Our Journalism School, now completing an extended celebration of its centennial, is in the midst of a period of institutional innovation as significant as any since the school’s founding a century ago. Under the exemplary decade-long leadership of outgoing Dean Nicholas Lemann and his team, the School has launched centers focused on digital journalism, media innovation and investigative reporting, and created a comprehensive new curriculum, including a dual degree program in Computer Science and Journalism with our School of Engineering and Applied Science. It also has added an exceptional master of arts program that provides journalists with the kind of substantive grounding in academic knowledge that is needed for intelligent coverage and commentary on the critical issues facing our society. As a result Columbia has solidified our standing as having the premier school of journalism in the nation and, indeed, the world.
Nonetheless, Nick Lemann would be the first to acknowledge that these developments cannot be seen as a legacy to be preserved, but as work that must be ongoing.
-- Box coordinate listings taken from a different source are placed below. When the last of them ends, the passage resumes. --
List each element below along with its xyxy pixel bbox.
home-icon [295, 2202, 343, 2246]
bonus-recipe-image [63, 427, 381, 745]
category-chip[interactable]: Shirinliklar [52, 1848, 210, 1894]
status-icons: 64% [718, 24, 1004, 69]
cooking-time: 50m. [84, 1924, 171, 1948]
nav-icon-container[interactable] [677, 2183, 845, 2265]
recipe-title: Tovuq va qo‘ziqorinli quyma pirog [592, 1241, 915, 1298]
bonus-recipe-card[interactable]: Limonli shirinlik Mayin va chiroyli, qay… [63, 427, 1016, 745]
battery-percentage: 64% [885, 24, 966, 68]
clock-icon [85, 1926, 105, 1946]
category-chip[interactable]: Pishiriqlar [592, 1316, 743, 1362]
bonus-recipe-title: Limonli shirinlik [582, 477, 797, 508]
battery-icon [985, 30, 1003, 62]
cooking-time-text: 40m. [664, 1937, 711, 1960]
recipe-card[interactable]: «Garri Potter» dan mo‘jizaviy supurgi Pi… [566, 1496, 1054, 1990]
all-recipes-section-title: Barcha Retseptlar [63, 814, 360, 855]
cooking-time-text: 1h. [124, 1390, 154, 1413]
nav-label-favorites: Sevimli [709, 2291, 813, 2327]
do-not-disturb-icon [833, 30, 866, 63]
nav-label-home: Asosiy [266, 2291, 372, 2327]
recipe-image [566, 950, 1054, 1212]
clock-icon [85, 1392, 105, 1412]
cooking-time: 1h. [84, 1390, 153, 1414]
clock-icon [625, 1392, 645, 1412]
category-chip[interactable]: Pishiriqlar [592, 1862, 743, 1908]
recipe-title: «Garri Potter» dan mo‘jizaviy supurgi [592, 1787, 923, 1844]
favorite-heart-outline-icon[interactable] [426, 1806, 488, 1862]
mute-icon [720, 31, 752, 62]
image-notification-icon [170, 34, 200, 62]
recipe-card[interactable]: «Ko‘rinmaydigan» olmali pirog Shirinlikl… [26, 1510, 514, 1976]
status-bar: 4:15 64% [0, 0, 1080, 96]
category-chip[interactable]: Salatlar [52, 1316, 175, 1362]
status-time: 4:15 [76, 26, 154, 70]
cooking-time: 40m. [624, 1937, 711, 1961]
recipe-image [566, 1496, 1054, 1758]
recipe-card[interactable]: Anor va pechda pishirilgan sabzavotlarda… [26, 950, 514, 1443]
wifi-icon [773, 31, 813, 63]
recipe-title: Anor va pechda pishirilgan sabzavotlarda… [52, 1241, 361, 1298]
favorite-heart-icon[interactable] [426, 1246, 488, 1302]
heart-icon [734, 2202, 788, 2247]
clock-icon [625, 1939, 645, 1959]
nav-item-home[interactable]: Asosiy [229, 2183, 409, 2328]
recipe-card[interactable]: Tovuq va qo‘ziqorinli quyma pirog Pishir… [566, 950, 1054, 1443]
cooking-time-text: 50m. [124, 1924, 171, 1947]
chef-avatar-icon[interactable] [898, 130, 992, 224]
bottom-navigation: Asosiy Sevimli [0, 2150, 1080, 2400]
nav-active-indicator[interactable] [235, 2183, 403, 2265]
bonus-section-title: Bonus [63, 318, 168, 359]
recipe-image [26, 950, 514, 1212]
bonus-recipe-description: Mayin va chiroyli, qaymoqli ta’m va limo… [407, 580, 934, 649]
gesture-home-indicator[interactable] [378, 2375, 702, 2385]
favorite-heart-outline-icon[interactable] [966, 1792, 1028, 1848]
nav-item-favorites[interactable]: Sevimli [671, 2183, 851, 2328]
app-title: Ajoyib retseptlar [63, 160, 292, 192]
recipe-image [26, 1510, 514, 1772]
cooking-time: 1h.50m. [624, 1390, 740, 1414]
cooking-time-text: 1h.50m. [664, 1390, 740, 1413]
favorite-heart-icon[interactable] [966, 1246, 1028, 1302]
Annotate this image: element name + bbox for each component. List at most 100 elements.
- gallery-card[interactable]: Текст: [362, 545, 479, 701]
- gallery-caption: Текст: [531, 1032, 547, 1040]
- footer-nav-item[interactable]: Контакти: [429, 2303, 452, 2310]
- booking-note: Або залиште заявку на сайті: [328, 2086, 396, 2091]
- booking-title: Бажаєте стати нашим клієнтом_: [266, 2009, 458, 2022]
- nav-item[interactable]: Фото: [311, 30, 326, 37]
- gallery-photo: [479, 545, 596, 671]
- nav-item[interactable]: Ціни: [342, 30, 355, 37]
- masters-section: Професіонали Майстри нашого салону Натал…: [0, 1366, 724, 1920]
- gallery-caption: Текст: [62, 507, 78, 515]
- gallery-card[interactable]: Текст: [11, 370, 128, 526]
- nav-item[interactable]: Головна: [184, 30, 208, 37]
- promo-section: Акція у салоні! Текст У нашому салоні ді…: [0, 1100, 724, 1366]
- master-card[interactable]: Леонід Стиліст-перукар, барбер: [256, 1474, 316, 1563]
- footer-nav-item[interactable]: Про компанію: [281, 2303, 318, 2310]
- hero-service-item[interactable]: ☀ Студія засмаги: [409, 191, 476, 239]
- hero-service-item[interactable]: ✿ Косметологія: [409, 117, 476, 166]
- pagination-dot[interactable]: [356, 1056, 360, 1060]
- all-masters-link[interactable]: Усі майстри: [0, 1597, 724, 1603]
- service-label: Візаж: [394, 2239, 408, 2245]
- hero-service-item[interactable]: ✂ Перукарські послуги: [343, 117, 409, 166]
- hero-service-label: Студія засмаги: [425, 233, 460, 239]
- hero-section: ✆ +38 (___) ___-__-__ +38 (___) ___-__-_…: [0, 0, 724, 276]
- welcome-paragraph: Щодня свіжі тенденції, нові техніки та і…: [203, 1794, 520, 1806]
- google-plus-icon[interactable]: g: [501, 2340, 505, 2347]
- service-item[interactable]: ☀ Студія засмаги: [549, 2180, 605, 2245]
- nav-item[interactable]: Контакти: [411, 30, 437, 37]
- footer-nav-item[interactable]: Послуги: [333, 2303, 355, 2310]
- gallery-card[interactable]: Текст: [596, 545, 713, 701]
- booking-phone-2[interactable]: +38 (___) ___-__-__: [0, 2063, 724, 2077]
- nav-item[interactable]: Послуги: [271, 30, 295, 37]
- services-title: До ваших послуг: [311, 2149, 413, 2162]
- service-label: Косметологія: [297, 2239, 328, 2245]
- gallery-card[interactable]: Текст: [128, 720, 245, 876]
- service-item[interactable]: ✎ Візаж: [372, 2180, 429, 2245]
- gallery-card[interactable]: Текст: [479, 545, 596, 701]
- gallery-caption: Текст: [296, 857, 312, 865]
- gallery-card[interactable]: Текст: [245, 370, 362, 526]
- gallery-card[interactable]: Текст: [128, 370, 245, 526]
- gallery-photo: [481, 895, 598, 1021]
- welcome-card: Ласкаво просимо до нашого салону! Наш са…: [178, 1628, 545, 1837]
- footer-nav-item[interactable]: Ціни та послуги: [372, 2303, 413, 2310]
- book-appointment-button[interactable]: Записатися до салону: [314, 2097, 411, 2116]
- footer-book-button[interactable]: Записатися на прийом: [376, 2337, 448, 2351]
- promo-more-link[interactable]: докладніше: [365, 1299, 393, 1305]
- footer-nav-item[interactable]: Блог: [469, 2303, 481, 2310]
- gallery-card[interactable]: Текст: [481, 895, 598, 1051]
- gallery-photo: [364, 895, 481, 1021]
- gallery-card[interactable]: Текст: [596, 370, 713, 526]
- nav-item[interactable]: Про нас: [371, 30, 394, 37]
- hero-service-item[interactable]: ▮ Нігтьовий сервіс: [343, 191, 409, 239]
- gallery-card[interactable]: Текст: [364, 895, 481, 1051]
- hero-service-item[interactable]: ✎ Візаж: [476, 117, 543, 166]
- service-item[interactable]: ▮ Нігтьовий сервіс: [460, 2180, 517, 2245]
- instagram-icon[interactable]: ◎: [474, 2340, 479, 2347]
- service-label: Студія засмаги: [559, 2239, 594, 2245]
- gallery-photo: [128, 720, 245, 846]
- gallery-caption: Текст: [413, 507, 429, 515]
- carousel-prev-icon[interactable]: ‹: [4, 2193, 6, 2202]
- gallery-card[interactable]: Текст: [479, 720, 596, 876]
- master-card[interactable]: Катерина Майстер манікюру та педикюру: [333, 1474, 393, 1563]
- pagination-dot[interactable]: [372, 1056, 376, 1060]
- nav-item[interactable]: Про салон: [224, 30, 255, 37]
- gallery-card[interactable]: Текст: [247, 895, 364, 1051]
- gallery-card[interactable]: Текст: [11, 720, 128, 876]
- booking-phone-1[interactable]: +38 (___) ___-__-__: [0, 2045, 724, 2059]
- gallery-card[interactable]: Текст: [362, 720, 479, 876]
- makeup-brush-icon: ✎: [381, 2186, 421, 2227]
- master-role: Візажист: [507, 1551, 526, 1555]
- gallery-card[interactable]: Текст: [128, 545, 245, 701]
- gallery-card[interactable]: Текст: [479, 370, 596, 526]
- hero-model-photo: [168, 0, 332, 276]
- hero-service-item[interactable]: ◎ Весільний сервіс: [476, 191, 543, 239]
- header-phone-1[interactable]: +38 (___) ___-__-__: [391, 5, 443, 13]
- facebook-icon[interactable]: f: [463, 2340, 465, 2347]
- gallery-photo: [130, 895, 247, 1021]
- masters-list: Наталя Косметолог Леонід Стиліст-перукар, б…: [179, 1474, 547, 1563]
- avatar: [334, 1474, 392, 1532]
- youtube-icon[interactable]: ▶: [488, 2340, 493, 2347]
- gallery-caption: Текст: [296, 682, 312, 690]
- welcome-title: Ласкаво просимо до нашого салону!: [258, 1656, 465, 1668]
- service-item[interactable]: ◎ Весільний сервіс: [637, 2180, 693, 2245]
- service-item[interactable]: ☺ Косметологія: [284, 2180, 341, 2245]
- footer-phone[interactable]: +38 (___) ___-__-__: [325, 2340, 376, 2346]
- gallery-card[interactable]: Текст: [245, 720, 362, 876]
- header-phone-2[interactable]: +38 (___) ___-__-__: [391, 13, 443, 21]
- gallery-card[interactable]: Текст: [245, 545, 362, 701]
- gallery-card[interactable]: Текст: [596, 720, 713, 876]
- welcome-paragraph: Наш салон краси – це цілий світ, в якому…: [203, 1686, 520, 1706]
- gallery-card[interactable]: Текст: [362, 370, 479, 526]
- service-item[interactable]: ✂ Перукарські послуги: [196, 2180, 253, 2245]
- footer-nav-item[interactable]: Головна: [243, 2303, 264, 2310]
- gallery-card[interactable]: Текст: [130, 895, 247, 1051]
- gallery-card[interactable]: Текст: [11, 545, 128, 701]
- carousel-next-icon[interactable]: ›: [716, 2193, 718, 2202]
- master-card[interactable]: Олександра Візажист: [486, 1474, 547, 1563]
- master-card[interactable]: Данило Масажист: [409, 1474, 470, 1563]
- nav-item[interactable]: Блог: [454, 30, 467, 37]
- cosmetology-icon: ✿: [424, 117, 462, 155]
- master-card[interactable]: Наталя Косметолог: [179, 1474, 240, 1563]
We all recognize that sweeping changes in digital technology and the global marketplace have created unprecedented challenges and opportunities for the news media that demand constant reflection on the mission and substance of a modern journalism education.
That Steve Coll is ideally suited for taking on this leadership challenge is made clear by more than the experience he and Nick happen to share as admired long-time writers for The New Yorker. In 1985, Steve joined the Washington Post as a general assignment feature writer for the Style section and over the next twenty years served as a foreign correspondent and senior editor, culminating in his successful tenure as managing editor from 1998 to 2004. A Pulitzer Prize winner in explanatory journalism for a series of Post articles on the Securities and Exchange Commission, which he reported with David Vise, Steve is the author of seven books including “Ghost Wars: The Secret History of the CIA, Afghanistan and Bin Laden, from the Soviet Invasion to September 10, 2001,” for which he received a second Pulitzer in 2005 for general non-fiction. His latest book, “Private Empire: ExxonMobil and American Power,” was published this past November, and won the Financial Times/Goldman Sachs prize for best business book of the year. Most recently Steve served for five years as president of The New America Foundation, a leading public policy institute in Washington that has supported a remarkable range of thinking on the issues facing our society, including the changes in journalism. It is experience that will serve him well here at Columbia, not only at the Journalism School but across a University community whose breadth of scholarship makes this a unique place to help shape the future of journalism.
I want to express my gratitude to the members of the search committee for their dedication of time and energy. While we are glad to have completed our work together, I will personally miss collaborating with such a collegial, insightful and diverse team dedicated to the School, the University and the profession.
For the present, please join me in thanking Nick Lemann for his enduring contributions over the past decade and in welcoming Steve Coll as the new Dean of Columbia’s Graduate School of Journalism.